Denver Art Museum Explores History Through our Depictions of Animals

Denver Art Museum, © Wenling Chen

Wenling Chen, Riding to Happiness (with 56 little pigs), 2006. Fiberglass. Gift from Vicki and Kent Logan to the Collection of the Denver Art Museum, 2010.

Denver Art Museum

Edward Hicks, The Peaceable Kingdom, about 1847. Oil paint on canvas. Denver Art Museum: Gift of Charles Bayly, Jr

DENVER— The Denver Art Museum (DAM) presents Stampede: Animals in Art, an expansive, large-scale 20,000 square-foot exhibition spanning floors three and four of the museum’s Frederic C. Hamilton Building. Featuring approximately 320 objects drawn from every collection across nine curatorial departments, the exhibition will explore the presence of animals in art across centuries and cultures.

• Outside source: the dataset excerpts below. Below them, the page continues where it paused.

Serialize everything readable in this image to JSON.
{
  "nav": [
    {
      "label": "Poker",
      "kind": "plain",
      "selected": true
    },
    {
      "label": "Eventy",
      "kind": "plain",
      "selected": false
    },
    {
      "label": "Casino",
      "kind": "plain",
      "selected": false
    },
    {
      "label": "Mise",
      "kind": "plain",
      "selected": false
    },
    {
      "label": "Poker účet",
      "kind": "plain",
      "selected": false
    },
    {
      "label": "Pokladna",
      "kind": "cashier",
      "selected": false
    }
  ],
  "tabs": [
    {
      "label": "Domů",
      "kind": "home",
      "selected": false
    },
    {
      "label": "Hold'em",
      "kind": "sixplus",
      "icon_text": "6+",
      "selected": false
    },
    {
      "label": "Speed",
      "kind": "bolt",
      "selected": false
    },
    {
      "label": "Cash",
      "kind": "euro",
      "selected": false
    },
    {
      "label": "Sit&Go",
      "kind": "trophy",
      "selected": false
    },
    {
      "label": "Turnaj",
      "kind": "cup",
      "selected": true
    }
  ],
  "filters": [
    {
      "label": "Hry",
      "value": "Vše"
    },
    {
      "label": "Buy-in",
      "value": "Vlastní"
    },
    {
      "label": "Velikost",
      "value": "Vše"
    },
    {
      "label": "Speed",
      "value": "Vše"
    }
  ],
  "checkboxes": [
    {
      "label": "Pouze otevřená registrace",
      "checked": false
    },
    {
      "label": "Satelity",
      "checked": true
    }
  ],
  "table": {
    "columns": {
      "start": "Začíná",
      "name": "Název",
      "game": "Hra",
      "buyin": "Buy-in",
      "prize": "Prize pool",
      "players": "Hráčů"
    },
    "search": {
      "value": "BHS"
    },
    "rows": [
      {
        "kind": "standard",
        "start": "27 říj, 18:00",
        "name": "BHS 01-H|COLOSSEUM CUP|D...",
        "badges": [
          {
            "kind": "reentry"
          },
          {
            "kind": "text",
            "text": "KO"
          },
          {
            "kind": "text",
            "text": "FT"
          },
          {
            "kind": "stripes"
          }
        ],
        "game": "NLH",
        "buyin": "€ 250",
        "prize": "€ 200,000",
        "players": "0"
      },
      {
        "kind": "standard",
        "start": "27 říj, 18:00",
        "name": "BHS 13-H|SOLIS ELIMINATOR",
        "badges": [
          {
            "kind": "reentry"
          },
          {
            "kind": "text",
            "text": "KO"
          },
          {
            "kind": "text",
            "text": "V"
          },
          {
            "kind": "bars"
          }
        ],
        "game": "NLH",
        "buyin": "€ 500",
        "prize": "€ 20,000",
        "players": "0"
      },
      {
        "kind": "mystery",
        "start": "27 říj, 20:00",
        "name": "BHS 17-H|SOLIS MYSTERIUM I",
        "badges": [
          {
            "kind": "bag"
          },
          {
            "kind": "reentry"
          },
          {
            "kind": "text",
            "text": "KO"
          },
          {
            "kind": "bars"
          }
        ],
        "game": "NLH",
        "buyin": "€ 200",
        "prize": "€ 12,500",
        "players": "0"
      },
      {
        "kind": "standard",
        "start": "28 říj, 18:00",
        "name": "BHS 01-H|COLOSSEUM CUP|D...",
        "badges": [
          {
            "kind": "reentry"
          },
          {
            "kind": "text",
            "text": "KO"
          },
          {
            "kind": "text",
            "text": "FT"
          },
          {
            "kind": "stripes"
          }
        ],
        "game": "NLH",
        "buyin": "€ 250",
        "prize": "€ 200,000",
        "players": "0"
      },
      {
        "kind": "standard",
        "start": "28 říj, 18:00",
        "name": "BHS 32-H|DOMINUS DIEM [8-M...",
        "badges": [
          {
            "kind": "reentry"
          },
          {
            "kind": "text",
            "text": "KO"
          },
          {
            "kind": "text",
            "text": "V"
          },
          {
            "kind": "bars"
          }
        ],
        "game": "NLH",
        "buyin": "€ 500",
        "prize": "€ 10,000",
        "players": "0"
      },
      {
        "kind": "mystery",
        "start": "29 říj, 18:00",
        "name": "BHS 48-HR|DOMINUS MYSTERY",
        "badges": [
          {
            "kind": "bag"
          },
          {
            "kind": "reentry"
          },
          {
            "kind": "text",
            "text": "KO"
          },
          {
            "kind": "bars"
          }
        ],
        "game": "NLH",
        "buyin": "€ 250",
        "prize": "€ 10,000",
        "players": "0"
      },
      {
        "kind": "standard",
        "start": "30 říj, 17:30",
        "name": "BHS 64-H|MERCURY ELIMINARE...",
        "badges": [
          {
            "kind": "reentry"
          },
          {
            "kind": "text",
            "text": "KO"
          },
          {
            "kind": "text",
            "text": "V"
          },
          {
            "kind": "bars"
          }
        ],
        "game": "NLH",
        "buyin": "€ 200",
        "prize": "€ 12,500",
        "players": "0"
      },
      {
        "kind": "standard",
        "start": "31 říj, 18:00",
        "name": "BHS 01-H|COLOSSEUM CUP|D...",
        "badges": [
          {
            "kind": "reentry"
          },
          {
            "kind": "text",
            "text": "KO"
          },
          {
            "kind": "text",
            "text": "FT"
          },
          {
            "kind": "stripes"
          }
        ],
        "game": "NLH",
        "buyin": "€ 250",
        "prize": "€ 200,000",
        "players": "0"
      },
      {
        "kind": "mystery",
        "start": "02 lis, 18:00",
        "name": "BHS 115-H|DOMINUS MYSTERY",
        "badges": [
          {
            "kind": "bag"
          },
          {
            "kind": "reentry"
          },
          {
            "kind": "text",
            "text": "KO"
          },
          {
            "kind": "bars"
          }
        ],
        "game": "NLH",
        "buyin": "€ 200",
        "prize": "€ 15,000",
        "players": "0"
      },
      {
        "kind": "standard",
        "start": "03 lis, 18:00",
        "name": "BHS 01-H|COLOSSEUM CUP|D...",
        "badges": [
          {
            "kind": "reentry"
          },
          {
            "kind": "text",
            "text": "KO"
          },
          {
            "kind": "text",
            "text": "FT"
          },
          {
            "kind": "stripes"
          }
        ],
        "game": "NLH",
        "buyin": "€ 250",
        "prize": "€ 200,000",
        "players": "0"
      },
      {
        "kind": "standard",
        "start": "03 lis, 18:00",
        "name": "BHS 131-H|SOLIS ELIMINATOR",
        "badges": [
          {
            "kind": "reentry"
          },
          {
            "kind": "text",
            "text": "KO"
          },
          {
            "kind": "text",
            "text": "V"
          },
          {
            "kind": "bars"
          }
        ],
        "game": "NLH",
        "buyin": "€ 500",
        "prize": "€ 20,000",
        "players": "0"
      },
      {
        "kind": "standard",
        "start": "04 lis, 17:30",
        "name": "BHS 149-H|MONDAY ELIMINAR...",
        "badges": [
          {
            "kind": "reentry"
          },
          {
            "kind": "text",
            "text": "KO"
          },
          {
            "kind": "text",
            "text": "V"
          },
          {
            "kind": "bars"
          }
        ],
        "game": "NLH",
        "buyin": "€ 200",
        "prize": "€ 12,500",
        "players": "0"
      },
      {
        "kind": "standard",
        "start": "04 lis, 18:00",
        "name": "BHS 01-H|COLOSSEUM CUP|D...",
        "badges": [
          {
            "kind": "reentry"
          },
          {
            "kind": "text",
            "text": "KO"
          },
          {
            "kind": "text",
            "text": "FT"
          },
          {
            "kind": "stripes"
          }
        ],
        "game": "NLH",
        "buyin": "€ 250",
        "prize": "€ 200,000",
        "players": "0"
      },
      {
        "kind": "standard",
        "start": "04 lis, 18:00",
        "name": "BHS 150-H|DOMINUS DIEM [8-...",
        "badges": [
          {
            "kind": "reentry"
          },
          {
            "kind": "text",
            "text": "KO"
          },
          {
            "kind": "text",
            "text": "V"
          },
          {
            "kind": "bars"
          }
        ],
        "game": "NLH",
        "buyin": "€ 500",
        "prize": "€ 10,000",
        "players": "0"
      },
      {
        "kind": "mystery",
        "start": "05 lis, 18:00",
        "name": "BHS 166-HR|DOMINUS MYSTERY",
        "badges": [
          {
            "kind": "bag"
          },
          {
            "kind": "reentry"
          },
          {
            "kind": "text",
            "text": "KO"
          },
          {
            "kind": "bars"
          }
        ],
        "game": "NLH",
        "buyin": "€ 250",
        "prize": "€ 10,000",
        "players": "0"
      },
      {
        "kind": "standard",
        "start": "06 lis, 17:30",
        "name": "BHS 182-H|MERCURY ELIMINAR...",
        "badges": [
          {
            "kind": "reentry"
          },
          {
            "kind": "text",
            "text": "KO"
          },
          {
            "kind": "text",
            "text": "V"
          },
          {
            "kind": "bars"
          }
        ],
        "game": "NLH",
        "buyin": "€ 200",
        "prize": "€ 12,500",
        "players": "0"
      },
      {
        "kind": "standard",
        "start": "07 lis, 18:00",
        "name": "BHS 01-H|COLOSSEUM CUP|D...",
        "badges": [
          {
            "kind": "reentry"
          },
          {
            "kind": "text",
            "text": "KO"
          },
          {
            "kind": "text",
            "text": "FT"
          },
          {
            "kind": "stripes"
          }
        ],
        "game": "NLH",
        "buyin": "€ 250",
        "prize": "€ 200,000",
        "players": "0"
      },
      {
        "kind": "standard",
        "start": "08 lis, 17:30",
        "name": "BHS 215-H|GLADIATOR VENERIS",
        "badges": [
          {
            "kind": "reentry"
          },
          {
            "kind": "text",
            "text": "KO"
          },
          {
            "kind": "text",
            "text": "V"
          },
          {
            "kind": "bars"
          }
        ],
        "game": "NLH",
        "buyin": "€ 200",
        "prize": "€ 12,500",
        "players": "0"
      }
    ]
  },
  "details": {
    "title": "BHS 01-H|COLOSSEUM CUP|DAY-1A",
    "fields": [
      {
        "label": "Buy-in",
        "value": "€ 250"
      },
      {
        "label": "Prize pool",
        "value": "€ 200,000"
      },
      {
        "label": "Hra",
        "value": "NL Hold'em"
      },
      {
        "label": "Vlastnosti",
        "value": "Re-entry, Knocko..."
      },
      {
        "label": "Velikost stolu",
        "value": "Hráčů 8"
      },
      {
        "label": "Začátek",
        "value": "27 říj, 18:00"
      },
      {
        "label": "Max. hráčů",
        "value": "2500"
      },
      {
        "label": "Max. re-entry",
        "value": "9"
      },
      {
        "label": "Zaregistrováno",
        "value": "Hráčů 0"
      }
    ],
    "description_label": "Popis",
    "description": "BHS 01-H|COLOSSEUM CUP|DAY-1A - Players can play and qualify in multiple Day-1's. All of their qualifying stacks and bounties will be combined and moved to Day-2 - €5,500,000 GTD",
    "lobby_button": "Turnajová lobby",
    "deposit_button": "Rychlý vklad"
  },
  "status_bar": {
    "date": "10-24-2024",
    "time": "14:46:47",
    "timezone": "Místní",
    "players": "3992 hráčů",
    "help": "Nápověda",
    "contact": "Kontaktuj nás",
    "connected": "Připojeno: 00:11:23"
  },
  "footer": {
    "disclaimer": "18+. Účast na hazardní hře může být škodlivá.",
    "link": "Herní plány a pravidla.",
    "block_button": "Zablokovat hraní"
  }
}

Stampede will open in two stages, with level three opening Sept. 10, 2017, and fully opening by Dec. 3, 2017 on level four.

Stampede will reveal commonalities in the DAM’s encyclopedic permanent collection and provide visitors a totally new experience,” said Christoph Heinrich, Frederick and Jan Mayer Director at the DAM. “Our museum is a leader in developing comprehensive, cross-departmental exhibitions and we are thrilled to explore this approach through a new lens and on a grand scale.”

Spearheaded by John Lukavic, curator of Native Arts, and Florence Müller, Avenir Foundation Curator of Textile Art and Fashion at the DAM, Stampede will create an opportunity for visitors to discover and consider the role animals play through cross-cultural themes, such as personal connections and relationships with animals, how animal materials have been used in art, how animals are used to tell stories or represent political ideas and how artists use animals in imaginative ways. Stampede will feature visitor favorites including a Nick Cave Soundsuit, a four-faced Hamat'sa Mask, sculptures by Deborah Butterfield and Frederic Remington and a Georgia O’Keeffe painting, as well as rarely seen works.

Denver Art Museum, © Daniel Richter

Daniel Richter, D.P. II, 2007-08. Oil paint on canvas; Denver Art Museum: Gift from Vicki and Kent Logan to the Collection of the Denver Art Museum, 2016.64.

 

“In exploring our collections for unifying themes across time and place, we found a myriad of animal-related artworks, which led us to reflect on how apparent it is that animals have captivated artists throughout history,” said Lukavic. “We look forward to presenting a theme that we feel can easily speak to the majority of our visitors in an unexpected, thought-provoking way.”

Visitors will be able to try their hand at drawing on art horse bench easels in the gallery and spend time closely looking at smaller objects in the DAM’s collection in a “cabinet of curiosities.” Stampede also will feature an interactive space where visitors can play and learn about the creative process behind the Never Alone video game. Created by Native North Alaskan storytellers in partnership with developers, the game will highlight human to animal relationships and transformations. Other interactive, hands-on artmaking activities related to the exhibition will be available in the new 3-D Studio located on level one of the Hamilton Building.

The exhibition will be on view through spring 2019. Stampede will be included in general admission and free for members and youth 18 and under.